Conversely, any team or owner that wants to allow players to protest would have to be willing to pay a fine by the league. The NFL did not disclose the amount of such a fine. The San Francisco 49ers and Seattle Seahawks were among the teams that were particularly tolerant in the past of the players' protests.
The NFL Players Association announced it would study the new policy and challenge any aspects of it that the union found to be in violation of the sport's collective bargaining agreement.
"The NFL chose to not consult the union in the development of this new ‘policy,'" the NFLPA said in its statement. "NFL players have shown their patriotism through their social activism, their community service, in support of our military and law enforcement and yes, through their protests to raise awareness about the issues they care about.
"The vote by NFL club CEOs today contradicts the statements made to our player leadership by Commissioner Roger Goodell and the Chairman of the NFL's Management Council John Mara about the principles, values and patriotism of our League."
New York Jets Chairman Christopher Johnson told Newsday that he would not discipline a player on his team who protests and he would pay the league's fine of the Jets in that case.
Jed York, the chief executive officer of the 49ers, told reporters that his team abstained from the vote.
"All 32 clubs want to ensure that during the moments that the anthem is played, that is a very important moment to all of us as a league, to our personnel and to our country," Goodell said. "And that's a moment that we want to make sure is done in a very respectful fashion."
That NFL's previous anthem policy, written into the game operations manual given by the league to teams, required players to be on the sideline for the anthem.
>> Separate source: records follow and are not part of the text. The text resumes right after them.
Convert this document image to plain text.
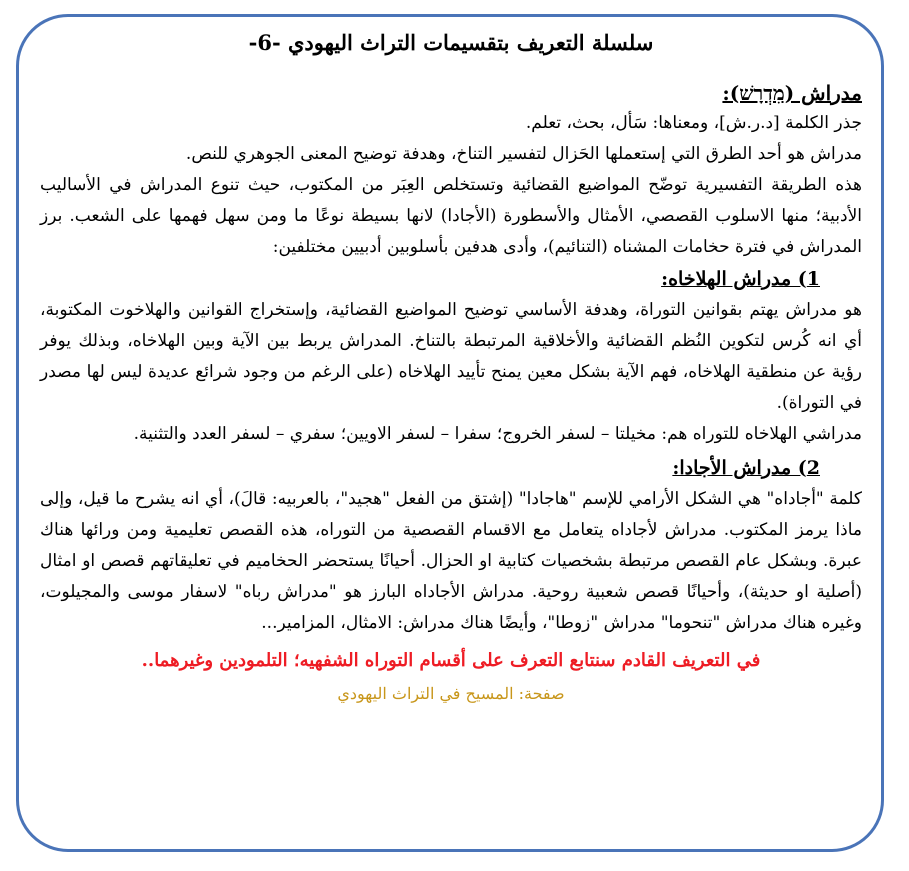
سلسلة التعريف بتقسيمات التراث اليهودي -6-
مدراش (מִדְרָשׁ):
جذر الكلمة [د.ر.ش]، ومعناها: سَأل، بحث، تعلم.
مدراش هو أحد الطرق التي إستعملها الحَزال لتفسير التناخ، وهدفة توضيح المعنى الجوهري للنص.
هذه الطريقة التفسيرية توضّح المواضيع القضائية وتستخلص العِبَر من المكتوب، حيث تنوع المدراش في الأساليب الأدبية؛ منها الاسلوب القصصي، الأمثال والأسطورة (الأجادا) لانها بسيطة نوعًا ما ومن سهل فهمها على الشعب. برز المدراش في فترة حخامات المشناه (التنائيم)، وأدى هدفين بأسلوبين أدبيين مختلفين:
1) مدراش الهلاخاه:
هو مدراش يهتم بقوانين التوراة، وهدفة الأساسي توضيح المواضيع القضائية، وإستخراج القوانين والهلاخوت المكتوبة، أي انه كُرس لتكوين النُظم القضائية والأخلاقية المرتبطة بالتناخ. المدراش يربط بين الآية وبين الهلاخاه، وبذلك يوفر رؤية عن منطقية الهلاخاه، فهم الآية بشكل معين يمنح تأييد الهلاخاه (على الرغم من وجود شرائع عديدة ليس لها مصدر في التوراة).
مدراشي الهلاخاه للتوراه هم: مخيلتا – لسفر الخروج؛ سفرا – لسفر الاويين؛ سفري – لسفر العدد والتثنية.
2) مدراش الأجادا:
كلمة "أجاداه" هي الشكل الأرامي للإسم "هاجادا" (إشتق من الفعل "هجيد"، بالعربيه: قالَ)، أي انه يشرح ما قيل، وإلى ماذا يرمز المكتوب. مدراش لأجاداه يتعامل مع الاقسام القصصية من التوراه، هذه القصص تعليمية ومن ورائها هناك عبرة. وبشكل عام القصص مرتبطة بشخصيات كتابية او الحزال. أحيانًا يستحضر الحخاميم في تعليقاتهم قصص او امثال (أصلية او حديثة)، وأحيانًا قصص شعبية روحية. مدراش الأجاداه البارز هو "مدراش رباه" لاسفار موسى والمجيلوت، وغيره هناك مدراش "تنحوما" مدراش "زوطا"، وأيضًا هناك مدراش: الامثال، المزامير...
في التعريف القادم سنتابع التعرف على أقسام التوراه الشفهيه؛ التلمودين وغيرهما..
صفحة: المسيح في التراث اليهودي
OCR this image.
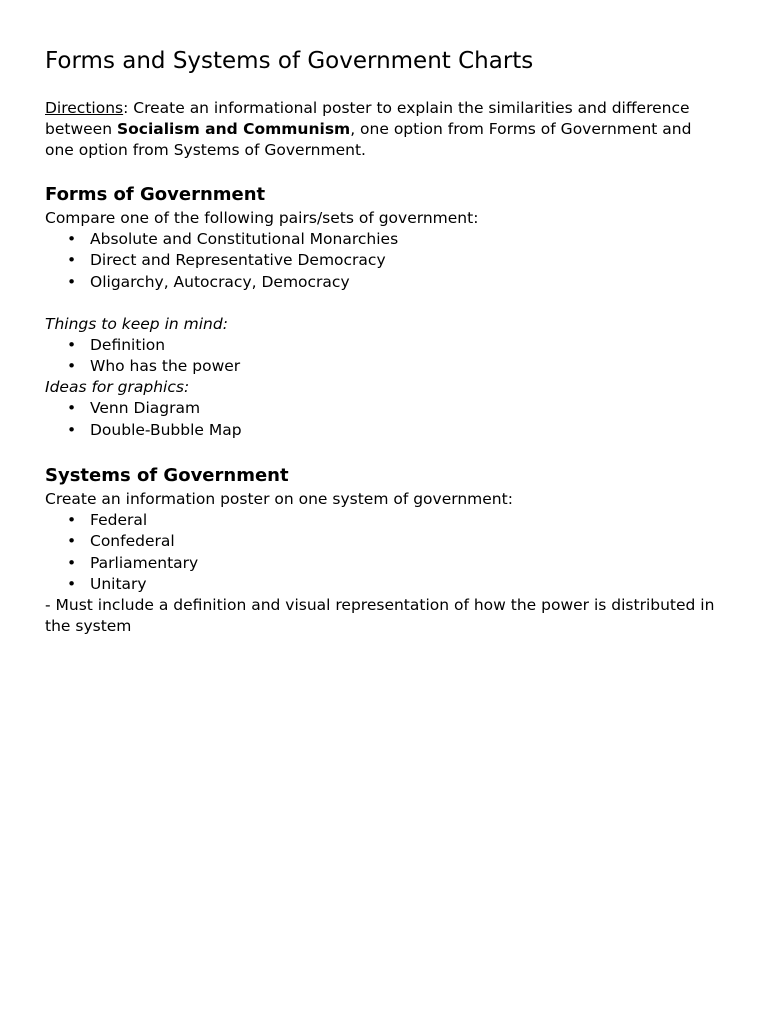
Forms and Systems of Government Charts

Directions: Create an informational poster to explain the similarities and difference between Socialism and Communism, one option from Forms of Government and one option from Systems of Government.

Forms of Government

Compare one of the following pairs/sets of government:

• Absolute and Constitutional Monarchies
• Direct and Representative Democracy
• Oligarchy, Autocracy, Democracy

Things to keep in mind:

• Definition
• Who has the power

Ideas for graphics:

• Venn Diagram
• Double-Bubble Map
Systems of Government

Create an information poster on one system of government:

• Federal
• Confederal
• Parliamentary
• Unitary

- Must include a definition and visual representation of how the power is distributed in the system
It said that players should stand for the anthem but it did not require it.
Owners said they discussed the issue for about two hours Tuesday and an hour Wednesday. There did not appear to be sufficient support among the owners for a strict leaguewide requirement that players stand for the anthem.
The owners could have left the previous policy unchanged. They could have made the anthem policy a decision made by the home team for each game. They could have reverted to the sport's pre-2009 approach and kept all players in the locker rooms until after the anthem is played.
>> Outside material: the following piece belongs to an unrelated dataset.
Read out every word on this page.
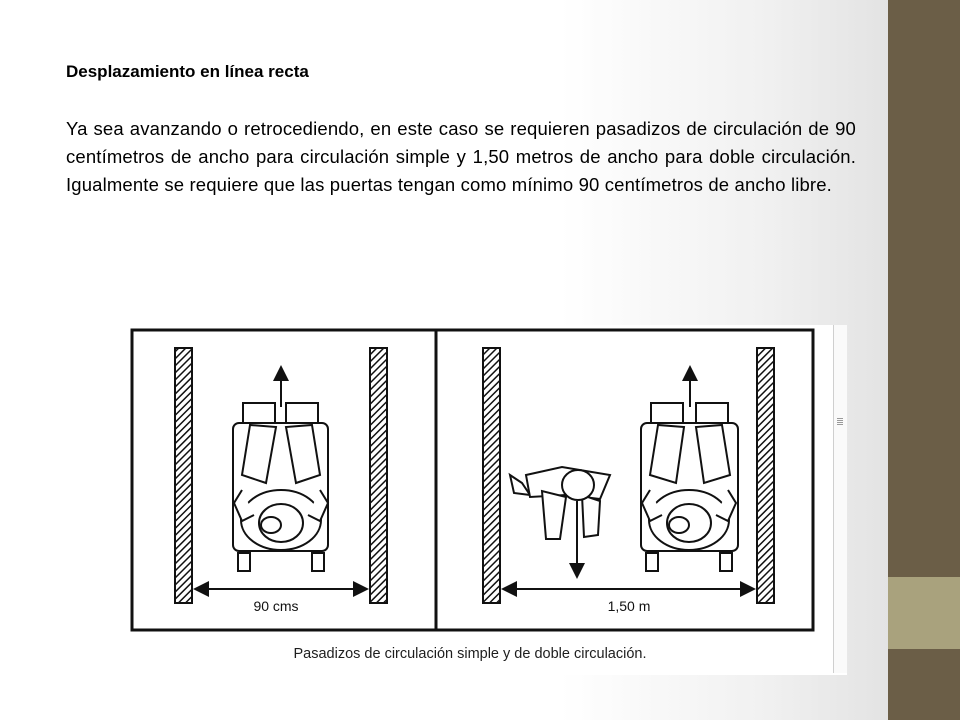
Desplazamiento en línea recta

Ya sea avanzando o retrocediendo, en este caso se requieren pasadizos de circulación de 90 centímetros de ancho para circulación simple y 1,50 metros de ancho para doble circulación. Igualmente se requiere que las puertas tengan como mínimo 90 centímetros de ancho libre.

90 cms	1,50 m
Pasadizos de circulación simple y de doble circulación.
Many owners previously had said that while they would like players to stand for the anthem, they were not prepared to require it. That was the approach taken by owners when they met last October in New York and did not change the previous anthem policy. They focused then on discussions with a group of players that led to a social justice initiative by which the league and teams are providing funding to players' community activism.
"Last fall was difficult, I think, for all of us within the league," Green Bay Packers President Mark Murphy said. "But one of the real positives that came out of it was the improved relationship between management and the players. I think that's been a real positive. We want that to continue as we move forward."
The issue became a national controversy last season after Trump and some fans were sharply critical of protests during the anthem by some NFL players. Trump publicly urged owners to fire any player who protested during the anthem. In a season of sagging television ratings, observers and some owners wondered how much the backlash over the protests was affecting the economics of the nation's most prosperous pro sports league.
The protests continued last season after being started during the 2016 season by quarterback Colin Kaepernick, then with the 49ers. He refused to stand for the anthem in protest of the treatment of African-Americans in the U.S.
Kaepernick was out of the league last season and he and Reid have pending grievances accusing the league and teams of colluding to keep them unsigned.
Owners spoke of their desire to put the focus of fans back on the games being played.
"I look forward to getting the focus back on football and getting back to football in 2018," Arizona Cardinals President Michael Bidwill said.